Intel termina il programma Bug Bounty da 100.000 dollari

📅 2026-09-20

Riassunto:

Il colosso dei semiconduttori Intel ha recentemente annunciato di aver ufficialmente interrotto il suo programma di ricompensa per le vulnerabilità della sicurezza informatica "Bug Bounty" di lunga durata. Secondo la precedente struttura di ricompensa del programma, i ricercatori di sicurezza esterni e gli hacker white hat potevano ricevere premi in denaro fino a 100.000 dollari per aver scoperto e segnalato privatamente vulnerabilità di sicurezza ad alto rischio nell'hardware, nel firmware o nel software critico di Intel. Questo aggiustamento strategico segna un cambiamento importante nel modello di raccolta delle vulnerabilità della sicurezza e di cooperazione della community di sicurezza di Intel.

In qualità di principale produttore di chip al mondo, il programma Bug Bounty di Intel ha svolto un ruolo fondamentale negli ultimi anni. Soprattutto dopo che una serie di esecuzioni predittive a livello hardware e vulnerabilità di attacchi side-channel come Spectre e Meltdown hanno attirato l'attenzione globale, questo programma è diventato una linea di difesa chiave per Intel per attirare i migliori esperti di sicurezza del mondo per aiutare a risolvere potenziali vulnerabilità e prevenire attacchi zero-day.
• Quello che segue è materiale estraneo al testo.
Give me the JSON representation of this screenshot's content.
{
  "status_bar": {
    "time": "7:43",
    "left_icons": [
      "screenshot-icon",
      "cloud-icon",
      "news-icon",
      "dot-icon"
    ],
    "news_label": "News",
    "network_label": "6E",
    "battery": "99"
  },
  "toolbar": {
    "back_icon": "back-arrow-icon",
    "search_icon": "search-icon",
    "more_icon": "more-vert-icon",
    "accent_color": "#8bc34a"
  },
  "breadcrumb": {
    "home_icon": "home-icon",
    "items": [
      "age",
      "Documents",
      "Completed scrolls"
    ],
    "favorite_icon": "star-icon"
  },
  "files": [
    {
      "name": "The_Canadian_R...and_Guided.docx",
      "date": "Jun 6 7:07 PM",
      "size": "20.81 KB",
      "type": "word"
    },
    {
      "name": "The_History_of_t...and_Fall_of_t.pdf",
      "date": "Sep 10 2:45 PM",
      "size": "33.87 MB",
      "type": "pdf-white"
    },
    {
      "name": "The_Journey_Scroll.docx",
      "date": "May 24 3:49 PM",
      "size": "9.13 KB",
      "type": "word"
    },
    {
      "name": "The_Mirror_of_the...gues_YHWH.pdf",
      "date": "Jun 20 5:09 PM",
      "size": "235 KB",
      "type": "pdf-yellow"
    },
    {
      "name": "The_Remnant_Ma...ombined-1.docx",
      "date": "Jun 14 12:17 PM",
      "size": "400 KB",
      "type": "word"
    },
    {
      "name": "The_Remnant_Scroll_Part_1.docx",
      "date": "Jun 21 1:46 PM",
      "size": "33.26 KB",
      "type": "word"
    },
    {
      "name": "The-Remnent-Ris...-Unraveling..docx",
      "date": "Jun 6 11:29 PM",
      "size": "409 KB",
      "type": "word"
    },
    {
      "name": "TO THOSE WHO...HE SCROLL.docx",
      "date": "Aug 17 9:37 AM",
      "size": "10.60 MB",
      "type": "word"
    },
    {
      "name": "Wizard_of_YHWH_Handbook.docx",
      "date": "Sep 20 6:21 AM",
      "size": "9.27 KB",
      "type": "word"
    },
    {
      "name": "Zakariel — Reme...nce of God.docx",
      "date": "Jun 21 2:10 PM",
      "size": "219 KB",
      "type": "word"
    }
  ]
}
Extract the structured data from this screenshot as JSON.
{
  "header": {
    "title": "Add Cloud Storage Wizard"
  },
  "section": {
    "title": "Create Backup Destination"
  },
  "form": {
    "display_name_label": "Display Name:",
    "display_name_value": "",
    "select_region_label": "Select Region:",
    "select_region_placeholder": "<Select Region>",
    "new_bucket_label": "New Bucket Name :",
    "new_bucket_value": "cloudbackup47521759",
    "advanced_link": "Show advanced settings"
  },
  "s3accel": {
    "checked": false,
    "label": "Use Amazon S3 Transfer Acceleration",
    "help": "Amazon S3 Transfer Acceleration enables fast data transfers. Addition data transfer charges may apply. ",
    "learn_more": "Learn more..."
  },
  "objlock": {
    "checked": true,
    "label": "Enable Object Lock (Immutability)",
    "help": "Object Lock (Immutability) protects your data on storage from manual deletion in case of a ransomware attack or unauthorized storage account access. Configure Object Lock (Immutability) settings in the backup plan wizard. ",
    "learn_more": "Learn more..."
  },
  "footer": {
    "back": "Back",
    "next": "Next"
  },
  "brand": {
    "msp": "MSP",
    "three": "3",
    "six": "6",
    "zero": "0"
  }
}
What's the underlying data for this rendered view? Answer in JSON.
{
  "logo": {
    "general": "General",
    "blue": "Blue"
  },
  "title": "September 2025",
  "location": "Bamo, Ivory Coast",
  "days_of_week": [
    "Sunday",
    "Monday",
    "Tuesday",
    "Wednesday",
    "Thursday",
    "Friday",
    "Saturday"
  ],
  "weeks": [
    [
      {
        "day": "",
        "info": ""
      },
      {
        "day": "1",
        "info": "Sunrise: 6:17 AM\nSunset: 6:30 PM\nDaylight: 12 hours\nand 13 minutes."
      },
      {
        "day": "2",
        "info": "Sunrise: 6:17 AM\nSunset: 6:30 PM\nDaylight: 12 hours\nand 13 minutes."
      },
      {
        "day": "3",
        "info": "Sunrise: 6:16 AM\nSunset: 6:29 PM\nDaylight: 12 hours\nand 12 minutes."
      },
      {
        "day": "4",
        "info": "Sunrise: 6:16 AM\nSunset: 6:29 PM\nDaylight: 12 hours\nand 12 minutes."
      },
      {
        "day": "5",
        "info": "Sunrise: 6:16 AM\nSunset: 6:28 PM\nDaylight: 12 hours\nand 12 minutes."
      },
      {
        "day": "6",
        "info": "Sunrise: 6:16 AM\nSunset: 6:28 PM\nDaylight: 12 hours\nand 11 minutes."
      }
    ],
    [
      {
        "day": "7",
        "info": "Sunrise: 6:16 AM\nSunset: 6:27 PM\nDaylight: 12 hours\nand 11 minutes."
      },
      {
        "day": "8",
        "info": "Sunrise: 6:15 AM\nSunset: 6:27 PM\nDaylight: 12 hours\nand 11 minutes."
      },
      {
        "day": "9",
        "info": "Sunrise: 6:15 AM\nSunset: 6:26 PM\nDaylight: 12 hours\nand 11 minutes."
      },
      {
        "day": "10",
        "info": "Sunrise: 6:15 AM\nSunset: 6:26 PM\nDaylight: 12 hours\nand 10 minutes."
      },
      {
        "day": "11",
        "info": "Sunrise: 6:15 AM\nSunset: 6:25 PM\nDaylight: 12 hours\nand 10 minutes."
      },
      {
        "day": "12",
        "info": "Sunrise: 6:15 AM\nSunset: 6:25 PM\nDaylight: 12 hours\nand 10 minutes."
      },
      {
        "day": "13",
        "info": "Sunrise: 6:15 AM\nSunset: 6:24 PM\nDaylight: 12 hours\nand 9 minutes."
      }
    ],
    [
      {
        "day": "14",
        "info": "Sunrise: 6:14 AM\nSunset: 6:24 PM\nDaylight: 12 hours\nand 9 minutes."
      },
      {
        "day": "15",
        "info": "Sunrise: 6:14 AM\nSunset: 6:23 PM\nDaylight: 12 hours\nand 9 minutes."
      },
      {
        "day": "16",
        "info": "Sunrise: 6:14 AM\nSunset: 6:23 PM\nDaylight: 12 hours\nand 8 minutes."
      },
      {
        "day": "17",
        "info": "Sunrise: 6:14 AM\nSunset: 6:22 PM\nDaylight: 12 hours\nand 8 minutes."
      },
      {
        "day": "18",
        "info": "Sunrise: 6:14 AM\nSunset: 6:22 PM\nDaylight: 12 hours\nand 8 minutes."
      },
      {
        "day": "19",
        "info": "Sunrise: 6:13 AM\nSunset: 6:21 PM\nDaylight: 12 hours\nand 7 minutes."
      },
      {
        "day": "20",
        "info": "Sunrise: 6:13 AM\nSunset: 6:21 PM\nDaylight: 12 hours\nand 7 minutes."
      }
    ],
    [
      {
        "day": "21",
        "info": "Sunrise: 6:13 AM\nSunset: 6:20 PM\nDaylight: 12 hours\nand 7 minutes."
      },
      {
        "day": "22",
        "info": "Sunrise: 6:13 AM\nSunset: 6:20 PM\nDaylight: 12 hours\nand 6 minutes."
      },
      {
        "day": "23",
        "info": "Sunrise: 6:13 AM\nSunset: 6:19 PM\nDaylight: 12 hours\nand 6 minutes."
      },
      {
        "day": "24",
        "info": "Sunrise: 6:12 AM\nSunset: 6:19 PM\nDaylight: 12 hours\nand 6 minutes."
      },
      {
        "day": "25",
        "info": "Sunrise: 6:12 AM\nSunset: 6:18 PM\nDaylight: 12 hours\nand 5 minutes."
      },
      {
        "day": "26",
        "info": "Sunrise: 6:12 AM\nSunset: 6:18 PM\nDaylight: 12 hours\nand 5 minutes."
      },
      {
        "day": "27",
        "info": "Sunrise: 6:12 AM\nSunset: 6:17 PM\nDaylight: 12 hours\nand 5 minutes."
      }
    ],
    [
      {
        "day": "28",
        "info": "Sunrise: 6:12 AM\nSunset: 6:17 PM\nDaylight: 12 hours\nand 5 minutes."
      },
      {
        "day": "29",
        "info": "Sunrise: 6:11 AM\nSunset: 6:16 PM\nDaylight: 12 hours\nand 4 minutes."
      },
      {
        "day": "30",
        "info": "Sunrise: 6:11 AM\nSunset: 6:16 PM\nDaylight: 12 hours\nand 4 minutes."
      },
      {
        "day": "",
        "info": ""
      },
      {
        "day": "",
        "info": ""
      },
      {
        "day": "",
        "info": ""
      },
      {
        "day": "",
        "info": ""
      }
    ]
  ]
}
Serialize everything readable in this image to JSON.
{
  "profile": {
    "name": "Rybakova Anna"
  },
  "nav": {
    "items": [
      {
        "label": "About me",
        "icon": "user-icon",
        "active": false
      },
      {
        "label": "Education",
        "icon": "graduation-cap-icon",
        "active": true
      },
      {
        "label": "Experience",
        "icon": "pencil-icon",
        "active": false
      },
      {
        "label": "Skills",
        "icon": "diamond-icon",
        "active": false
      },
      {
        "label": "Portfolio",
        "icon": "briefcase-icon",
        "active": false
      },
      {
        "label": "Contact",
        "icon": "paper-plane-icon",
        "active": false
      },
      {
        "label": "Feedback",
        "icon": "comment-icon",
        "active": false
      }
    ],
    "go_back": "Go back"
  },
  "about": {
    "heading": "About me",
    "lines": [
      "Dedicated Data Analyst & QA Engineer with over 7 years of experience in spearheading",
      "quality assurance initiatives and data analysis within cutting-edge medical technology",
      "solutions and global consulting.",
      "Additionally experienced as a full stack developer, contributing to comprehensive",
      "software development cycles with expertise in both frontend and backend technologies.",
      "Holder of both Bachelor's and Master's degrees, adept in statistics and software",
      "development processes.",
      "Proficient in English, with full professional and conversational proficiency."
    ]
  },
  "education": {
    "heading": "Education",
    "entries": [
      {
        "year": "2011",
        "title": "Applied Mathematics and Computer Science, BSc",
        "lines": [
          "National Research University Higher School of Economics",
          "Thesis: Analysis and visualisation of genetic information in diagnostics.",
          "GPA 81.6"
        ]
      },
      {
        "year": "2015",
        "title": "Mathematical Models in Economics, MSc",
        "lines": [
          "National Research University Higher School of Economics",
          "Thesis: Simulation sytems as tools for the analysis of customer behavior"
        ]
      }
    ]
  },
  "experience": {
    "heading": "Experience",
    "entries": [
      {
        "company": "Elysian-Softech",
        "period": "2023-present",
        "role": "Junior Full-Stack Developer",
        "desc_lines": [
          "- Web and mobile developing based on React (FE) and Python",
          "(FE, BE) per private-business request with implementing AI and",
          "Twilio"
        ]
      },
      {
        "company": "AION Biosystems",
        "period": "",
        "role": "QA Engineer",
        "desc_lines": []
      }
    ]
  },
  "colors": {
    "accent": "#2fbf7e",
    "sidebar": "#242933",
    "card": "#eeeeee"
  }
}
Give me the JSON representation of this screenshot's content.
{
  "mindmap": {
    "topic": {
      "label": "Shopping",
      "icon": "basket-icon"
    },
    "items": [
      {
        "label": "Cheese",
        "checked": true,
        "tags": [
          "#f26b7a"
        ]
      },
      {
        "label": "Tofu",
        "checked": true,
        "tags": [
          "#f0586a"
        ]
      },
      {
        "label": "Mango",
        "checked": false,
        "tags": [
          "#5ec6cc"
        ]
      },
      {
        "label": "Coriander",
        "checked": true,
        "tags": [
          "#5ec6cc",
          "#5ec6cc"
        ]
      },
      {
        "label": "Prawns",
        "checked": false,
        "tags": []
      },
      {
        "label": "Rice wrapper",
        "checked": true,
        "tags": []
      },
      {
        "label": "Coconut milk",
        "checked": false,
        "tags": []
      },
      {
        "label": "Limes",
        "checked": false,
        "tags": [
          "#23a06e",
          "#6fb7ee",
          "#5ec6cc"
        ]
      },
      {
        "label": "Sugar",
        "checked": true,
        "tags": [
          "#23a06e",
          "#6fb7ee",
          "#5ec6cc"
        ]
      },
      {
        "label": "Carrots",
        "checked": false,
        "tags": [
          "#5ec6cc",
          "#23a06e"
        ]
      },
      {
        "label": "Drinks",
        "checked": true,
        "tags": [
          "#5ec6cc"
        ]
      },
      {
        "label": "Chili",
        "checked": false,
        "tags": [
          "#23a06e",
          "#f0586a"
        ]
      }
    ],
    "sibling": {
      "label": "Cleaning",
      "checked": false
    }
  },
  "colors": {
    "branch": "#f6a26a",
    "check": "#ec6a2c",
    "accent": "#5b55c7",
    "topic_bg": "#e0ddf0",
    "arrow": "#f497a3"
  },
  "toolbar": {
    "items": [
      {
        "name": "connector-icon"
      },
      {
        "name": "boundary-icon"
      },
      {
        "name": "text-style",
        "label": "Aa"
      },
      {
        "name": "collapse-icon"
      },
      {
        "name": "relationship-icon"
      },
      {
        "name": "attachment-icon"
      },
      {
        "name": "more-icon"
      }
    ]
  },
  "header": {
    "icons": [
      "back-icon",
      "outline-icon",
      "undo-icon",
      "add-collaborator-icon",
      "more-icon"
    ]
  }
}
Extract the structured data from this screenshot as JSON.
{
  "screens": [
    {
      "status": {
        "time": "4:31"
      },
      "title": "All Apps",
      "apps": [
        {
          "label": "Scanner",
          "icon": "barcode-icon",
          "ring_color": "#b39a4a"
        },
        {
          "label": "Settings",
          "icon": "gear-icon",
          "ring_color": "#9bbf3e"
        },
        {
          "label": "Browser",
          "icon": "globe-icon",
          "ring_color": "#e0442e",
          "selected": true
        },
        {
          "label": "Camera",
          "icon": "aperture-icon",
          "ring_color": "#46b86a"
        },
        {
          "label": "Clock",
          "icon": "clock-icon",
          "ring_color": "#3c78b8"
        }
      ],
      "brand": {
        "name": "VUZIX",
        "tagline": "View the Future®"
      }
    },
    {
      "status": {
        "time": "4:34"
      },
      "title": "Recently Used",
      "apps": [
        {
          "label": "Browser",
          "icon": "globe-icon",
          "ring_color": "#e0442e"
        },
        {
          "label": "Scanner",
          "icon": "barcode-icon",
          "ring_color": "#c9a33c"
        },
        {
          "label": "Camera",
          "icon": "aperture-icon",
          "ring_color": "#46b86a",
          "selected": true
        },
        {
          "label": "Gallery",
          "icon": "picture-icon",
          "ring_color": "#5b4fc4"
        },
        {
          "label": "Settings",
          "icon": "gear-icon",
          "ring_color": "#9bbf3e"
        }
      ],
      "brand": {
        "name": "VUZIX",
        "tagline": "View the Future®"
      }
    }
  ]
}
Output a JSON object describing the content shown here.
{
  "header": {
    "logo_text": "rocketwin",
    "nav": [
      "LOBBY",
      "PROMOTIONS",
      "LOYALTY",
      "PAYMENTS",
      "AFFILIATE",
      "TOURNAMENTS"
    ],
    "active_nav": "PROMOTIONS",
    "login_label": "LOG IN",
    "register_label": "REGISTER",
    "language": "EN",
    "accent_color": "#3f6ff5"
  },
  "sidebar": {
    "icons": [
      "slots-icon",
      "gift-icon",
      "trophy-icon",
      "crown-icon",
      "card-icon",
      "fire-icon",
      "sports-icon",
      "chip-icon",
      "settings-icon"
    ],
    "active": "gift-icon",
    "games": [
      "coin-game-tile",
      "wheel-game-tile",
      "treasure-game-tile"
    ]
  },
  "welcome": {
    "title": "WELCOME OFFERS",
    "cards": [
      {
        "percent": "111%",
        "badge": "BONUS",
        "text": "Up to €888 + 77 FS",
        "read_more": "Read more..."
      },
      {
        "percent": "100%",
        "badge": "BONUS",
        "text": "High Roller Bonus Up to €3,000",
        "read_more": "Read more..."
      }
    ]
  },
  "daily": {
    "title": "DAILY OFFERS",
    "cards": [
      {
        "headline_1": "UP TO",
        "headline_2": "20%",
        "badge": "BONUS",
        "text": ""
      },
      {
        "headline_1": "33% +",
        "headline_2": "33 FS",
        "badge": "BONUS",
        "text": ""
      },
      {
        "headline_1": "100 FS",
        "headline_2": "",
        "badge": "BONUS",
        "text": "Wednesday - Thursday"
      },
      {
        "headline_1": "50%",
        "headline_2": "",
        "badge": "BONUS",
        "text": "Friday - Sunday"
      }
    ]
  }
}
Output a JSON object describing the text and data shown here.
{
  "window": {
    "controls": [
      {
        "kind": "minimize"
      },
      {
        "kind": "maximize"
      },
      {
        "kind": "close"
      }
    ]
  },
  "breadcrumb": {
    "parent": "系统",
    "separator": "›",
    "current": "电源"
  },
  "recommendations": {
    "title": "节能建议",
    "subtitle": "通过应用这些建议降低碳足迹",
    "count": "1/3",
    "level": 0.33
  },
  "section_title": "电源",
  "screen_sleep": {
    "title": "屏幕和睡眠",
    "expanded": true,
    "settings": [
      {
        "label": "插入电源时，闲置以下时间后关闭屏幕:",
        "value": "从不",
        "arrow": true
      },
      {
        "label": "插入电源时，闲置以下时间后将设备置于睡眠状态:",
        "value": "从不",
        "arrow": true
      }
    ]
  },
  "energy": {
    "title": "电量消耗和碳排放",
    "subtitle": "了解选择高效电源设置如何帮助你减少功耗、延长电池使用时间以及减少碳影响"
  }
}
Tuttavia, con l’evoluzione dei requisiti di conformità alla sicurezza informatica globale e la ridefinizione delle strategie di sicurezza interna dell’azienda, Intel ha deciso di porre fine a questo modello ad alto compenso in denaro.

Sebbene abbia terminato il programma Bug Bounty per il pubblico e i ricercatori indipendenti, Intel ha sottolineato che ciò non significa che sta allentando le sue difese di sicurezza dei prodotti. Intel ha affermato che in futuro l'azienda farà maggiore affidamento sul proprio ampio team interno di ricerca e sviluppo sulla sicurezza, approfondendo al contempo la cooperazione mirata sui test di sicurezza con specifiche agenzie di sicurezza di terze parti affidabili, partner accademici e alleanze industriali. Inoltre, Intel manterrà comunque un canale di divulgazione coordinato e conforme per le segnalazioni di vulnerabilità inviate dai ricercatori, ma non prometterà più automaticamente di eguagliare le precedenti elevate ricompense finanziarie.

Il settore della sicurezza informatica ha avuto reazioni contrastanti alla decisione di Intel. La mancanza di incentivi finanziari diretti potrebbe ridurre l’entusiasmo degli hacker indipendenti nel segnalare direttamente le vulnerabilità ai produttori e potrebbe persino causare il trasferimento di alcune vulnerabilità non divulgate al mercato nero. Tuttavia, alcuni analisti ritengono che, a fronte di architetture di chip sempre più complesse, fare affidamento sui doni del pubblico in generale non sia più in grado di affrontare rischi tecnici profondi. Lo spostamento dei budget per stabilire revisioni pre-sicurezza più sistematiche e una cooperazione mirata potrebbe essere una scelta inevitabile per i produttori di chip viste le attuali considerazioni sui costi e sull’efficienza.